Ma di foto storiche ne ha fatte tante altre, l'americano Joe O'Donnell, diventato famoso per le immagini da lui scattate dopo il bombardamento atomico a Hiroshima e Nagasaki dell'agosto 1945, morto venerdì all'età di 85 anni a Nashville, nel Tennessee, dopo avere subito una serie di infarti. In quanto fotografo ufficiale della Casa Bianca a partire dal 1949, dobbiamo a O'Donnell quella di Franklin Roosevelt insieme a Stalin e a Winston Churchill a Yalta.
Non solo: è sua la famosa immagine della stretta di mano, sull'isola di Wake, nel 1950, tra il presidente Harry Truman e il generale Douglas MacArthur, da lui 'licenziato' pochi mesi dopo per avere minacciato un attacco contro la Cina in piena guerra di Corea. O ancora la mitica foto in cui si vede il piccolo John John Kennedy salutare militarmente la bara del padre presidente John Fitzgerald, assassinato pochi giorni prima, il 22 novembre del 1963, a Dallas, in Texas.
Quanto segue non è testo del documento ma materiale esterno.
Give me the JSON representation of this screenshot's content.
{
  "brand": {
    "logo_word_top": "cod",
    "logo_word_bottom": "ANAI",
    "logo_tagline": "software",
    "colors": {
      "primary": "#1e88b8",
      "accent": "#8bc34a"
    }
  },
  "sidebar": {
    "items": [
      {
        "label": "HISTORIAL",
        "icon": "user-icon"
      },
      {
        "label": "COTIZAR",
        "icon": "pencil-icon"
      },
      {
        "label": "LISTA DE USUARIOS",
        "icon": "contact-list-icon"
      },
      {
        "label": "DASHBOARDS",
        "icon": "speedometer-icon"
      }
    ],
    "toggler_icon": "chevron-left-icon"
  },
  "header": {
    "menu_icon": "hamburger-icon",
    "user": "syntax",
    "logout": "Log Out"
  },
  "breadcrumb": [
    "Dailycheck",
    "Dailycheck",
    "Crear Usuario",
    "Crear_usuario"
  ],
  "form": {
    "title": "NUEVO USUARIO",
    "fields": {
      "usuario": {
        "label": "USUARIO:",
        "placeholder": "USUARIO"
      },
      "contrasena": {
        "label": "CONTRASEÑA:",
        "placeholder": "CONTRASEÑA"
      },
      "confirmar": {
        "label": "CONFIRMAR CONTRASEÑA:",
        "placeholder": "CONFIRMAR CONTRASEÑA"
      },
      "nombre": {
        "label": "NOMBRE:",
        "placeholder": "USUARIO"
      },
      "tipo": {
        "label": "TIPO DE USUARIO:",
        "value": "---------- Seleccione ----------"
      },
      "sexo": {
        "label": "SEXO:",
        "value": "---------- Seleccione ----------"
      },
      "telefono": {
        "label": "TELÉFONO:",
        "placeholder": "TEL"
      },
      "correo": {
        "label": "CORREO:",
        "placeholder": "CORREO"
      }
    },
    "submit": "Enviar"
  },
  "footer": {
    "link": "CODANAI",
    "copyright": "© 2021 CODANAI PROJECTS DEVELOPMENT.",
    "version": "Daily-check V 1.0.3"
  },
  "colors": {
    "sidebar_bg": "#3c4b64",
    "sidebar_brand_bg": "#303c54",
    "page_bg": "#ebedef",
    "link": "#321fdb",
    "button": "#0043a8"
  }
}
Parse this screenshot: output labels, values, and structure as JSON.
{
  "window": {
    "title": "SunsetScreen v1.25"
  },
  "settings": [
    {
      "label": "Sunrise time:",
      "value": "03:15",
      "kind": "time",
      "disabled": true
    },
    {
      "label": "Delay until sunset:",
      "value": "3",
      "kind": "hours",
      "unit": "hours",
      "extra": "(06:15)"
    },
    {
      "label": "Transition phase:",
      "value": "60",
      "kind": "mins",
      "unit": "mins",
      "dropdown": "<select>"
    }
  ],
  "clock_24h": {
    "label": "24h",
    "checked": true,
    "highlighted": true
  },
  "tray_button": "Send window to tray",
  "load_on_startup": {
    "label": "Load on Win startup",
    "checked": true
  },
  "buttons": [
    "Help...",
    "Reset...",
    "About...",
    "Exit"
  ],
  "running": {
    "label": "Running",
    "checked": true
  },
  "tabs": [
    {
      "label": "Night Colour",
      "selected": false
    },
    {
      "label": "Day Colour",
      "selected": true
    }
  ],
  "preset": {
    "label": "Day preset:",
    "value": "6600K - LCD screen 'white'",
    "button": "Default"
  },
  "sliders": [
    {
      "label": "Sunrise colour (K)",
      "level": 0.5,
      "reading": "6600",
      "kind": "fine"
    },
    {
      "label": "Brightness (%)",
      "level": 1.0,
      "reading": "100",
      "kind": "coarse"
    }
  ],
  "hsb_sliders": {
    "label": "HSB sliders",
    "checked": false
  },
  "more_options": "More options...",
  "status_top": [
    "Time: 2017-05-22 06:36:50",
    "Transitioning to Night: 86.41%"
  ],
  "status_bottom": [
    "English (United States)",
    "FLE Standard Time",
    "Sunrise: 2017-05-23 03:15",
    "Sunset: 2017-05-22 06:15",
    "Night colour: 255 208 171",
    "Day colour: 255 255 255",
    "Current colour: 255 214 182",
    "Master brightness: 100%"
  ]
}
La morte di O'Donnell è passata quasi inosservata negli Usa, dove ne ha parlato soltanto un giornale locale, The Tennessean.
In Giappone, invece, lo hanno annunciato diversi organi di informazione. O'Donnell si arruolò nei Marines nel 1945, all'età di 23 anni con l'intenzione di andare a combattere contro i giapponesi. Venne invece mandato a studiare la fotografia e quindi inviato a settembre, un mese circa dopo le esplosioni atomiche, a fotografare le due città devastate dall'atomica, Hiroshima , bombardata il 6 agosto 1945 (140.000 morti), e Nagasaki, colpita il 9 agosto (70.000 morti). Come raccontano i suoi amici, O'Donnell fu particolarmente colpito dall'esperienza nipponica, e divenne uno strenuo oppositore dell'atomica.
Esposto per settimane alle radiazioni, O'Donnell ebbe non pochi problemi di salute. "Joe era una persona molto divertente - ricorda Anne Brown, la curatrice di una mostra dedicata alle sue fotografie - ma allo stesso tempo aveva una grande tristezza nello sguardo. Ha sofferto moltissimo, ma non ne parlava volentieri, convinto che la sofferenza dei giapponesi fosse molto più profonda della sua". O'Donnell, sposato con una fotografa giapponese, Kimiko Sakai, si ritirò a Nashville una volta raggiunta l'età della pensione, nel 1968. La coppia aveva tre figli ed una figlia.